Interfaith meetings have new importance

RUTH E. GRUBER
Jewish Telegraphic Agency
ASSISI, Italy - Events like the recent interfaith peace day organized by the Vatican - and the interfaith programming that will accompany the World Economic Forum this week in New York - are increasingly important in a world threatened by religious extremism, leading rabbis say.

"After Sept. 11, it is more important than ever that religion be seen as potentially part of the solution rather than the problem," said David Rosen, the American Jewish Committee's international director for interreligious affairs.

Rosen was one of about 200 rabbis, imams, priests and patriarchs from a dozen world faiths who converged Jan. 24 on Assisi, the central Italian town where St. Francis was born, for a "Day of Prayer for Peace in the World."

He also will attend religious programming alongside the World Economic Forum, which will be held later this week in New York instead of its customary location in Davos, Switzerland.

The participants in Assisi were responding to an urgent invitation from Pope John Paul II in the wake of the Sept. 11 terror attacks on New York and Washington and the ensuing war in Afghanistan.

The aim was to hammer home the message that religion must never be used as an excuse for violence, war or terrorism.

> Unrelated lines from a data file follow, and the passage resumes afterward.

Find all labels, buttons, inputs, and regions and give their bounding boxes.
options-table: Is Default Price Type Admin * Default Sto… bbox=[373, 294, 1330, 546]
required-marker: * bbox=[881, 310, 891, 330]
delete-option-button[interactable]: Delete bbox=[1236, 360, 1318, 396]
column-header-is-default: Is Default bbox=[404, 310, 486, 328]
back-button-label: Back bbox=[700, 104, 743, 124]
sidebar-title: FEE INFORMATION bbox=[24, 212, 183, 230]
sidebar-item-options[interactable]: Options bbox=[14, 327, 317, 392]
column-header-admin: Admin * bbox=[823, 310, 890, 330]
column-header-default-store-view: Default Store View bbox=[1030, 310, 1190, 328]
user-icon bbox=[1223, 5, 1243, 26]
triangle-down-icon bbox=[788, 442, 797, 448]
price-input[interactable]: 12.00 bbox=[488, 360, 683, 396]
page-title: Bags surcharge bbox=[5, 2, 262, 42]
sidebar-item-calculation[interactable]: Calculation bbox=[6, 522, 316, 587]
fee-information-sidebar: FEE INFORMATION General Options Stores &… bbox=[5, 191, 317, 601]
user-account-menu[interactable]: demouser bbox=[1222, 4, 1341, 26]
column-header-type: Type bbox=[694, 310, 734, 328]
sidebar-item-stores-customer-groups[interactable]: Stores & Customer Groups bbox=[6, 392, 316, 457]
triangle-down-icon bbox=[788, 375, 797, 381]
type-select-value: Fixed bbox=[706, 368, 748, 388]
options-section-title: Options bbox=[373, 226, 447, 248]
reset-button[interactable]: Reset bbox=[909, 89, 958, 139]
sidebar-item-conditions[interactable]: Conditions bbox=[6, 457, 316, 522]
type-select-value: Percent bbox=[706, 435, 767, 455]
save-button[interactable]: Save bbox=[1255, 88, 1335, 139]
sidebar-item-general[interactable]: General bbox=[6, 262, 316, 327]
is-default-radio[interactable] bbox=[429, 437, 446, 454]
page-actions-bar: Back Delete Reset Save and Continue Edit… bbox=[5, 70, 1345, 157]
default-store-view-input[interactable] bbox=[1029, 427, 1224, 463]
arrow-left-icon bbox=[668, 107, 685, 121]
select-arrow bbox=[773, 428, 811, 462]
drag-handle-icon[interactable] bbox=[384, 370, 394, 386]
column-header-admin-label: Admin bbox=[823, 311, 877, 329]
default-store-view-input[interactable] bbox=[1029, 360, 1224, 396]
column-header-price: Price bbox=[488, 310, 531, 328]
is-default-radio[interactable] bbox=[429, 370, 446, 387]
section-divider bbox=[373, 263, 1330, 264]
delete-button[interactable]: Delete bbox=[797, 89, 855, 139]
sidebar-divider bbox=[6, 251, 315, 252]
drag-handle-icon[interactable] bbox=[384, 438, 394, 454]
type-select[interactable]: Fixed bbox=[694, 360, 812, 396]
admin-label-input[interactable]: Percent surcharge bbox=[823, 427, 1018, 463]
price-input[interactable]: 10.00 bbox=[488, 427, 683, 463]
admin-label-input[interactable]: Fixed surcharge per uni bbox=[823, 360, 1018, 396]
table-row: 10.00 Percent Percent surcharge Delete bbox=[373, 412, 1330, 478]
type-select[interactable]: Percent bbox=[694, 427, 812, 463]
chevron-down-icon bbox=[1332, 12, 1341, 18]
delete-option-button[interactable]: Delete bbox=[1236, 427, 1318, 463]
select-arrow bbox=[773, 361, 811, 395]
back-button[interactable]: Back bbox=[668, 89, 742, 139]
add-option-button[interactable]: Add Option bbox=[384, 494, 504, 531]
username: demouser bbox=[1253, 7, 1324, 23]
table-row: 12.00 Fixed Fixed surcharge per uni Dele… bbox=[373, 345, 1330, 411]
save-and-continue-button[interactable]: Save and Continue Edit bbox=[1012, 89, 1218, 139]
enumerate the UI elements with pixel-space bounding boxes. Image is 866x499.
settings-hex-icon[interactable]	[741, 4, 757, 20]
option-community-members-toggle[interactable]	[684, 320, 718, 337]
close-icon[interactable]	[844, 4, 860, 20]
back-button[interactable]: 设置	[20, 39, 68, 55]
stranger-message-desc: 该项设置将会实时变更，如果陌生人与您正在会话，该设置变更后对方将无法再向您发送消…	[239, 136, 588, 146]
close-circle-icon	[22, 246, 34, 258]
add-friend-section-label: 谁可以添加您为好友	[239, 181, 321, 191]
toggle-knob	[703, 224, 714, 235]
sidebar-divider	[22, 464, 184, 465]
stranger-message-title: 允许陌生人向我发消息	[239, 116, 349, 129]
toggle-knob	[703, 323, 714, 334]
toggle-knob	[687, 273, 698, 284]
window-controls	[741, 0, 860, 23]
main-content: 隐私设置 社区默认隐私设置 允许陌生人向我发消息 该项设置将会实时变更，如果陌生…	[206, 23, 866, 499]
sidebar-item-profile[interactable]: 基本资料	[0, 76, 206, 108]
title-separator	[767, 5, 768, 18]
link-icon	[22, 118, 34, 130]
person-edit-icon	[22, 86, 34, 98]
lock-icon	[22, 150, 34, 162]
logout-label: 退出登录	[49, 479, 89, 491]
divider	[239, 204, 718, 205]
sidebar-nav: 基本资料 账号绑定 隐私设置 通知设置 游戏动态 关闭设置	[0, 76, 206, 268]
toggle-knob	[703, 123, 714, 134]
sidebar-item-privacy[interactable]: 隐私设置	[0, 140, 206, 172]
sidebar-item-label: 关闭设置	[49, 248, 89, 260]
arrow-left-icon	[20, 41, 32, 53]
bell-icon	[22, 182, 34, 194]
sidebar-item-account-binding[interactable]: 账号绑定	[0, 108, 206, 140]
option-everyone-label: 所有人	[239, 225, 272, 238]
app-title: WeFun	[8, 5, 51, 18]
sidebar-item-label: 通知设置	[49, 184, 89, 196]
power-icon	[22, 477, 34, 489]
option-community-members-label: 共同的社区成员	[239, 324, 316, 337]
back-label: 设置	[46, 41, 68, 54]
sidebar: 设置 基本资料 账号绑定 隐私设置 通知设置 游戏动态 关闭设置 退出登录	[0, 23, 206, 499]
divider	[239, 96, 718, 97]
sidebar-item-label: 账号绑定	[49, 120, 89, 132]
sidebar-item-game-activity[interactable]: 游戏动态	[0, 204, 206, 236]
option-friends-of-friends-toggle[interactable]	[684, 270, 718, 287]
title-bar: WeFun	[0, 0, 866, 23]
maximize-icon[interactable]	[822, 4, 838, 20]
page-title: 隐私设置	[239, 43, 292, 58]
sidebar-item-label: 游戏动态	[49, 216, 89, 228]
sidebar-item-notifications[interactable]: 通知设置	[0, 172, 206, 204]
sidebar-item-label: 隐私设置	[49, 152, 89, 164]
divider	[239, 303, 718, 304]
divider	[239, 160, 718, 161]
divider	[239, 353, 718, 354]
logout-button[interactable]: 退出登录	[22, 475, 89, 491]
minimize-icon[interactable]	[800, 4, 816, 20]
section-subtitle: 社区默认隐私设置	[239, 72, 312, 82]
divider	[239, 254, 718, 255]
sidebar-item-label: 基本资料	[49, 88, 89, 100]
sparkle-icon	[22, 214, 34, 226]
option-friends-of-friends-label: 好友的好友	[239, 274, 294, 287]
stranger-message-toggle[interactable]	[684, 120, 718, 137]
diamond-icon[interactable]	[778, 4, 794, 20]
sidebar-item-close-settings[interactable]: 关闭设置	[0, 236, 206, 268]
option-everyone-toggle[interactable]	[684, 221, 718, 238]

Rabbi Arthur Schneier of the Appeal of Conscience Foundation said it was important that this message was sent out by representatives of so many different faiths - not just Christianity, Judaism and Islam, but also Buddhism, Shintoism and other Asian and African religious.

Participants concluded their day of prayer, reflection and meditation with a joint declaration proclaiming a "firm conviction that violence and terrorism are incompatible with the authentic spirit of religion."

The meeting scheduled for this week signals a rare meeting involving Israeli rabbis and clerics from Saudi Arabia and Iran, Rosen said.

Along with the archbishop of Canterbury, George Carey, and Desmond Tutu, the former archbishop of Capetown, Prince Turki Al-Saud from the Saudi royal family and Ayatollah Mohajerani, director of the International Center for Islamic Civilization in Iran, are slated to join a dialogue with Rabbi Norman Lamm, president of Yeshiva University, and Rabbi Yisrael Meir Lau, one of Israel's chief rabbis.

JTA Staff Writer Rachel Pomerance in New York contributed to this report.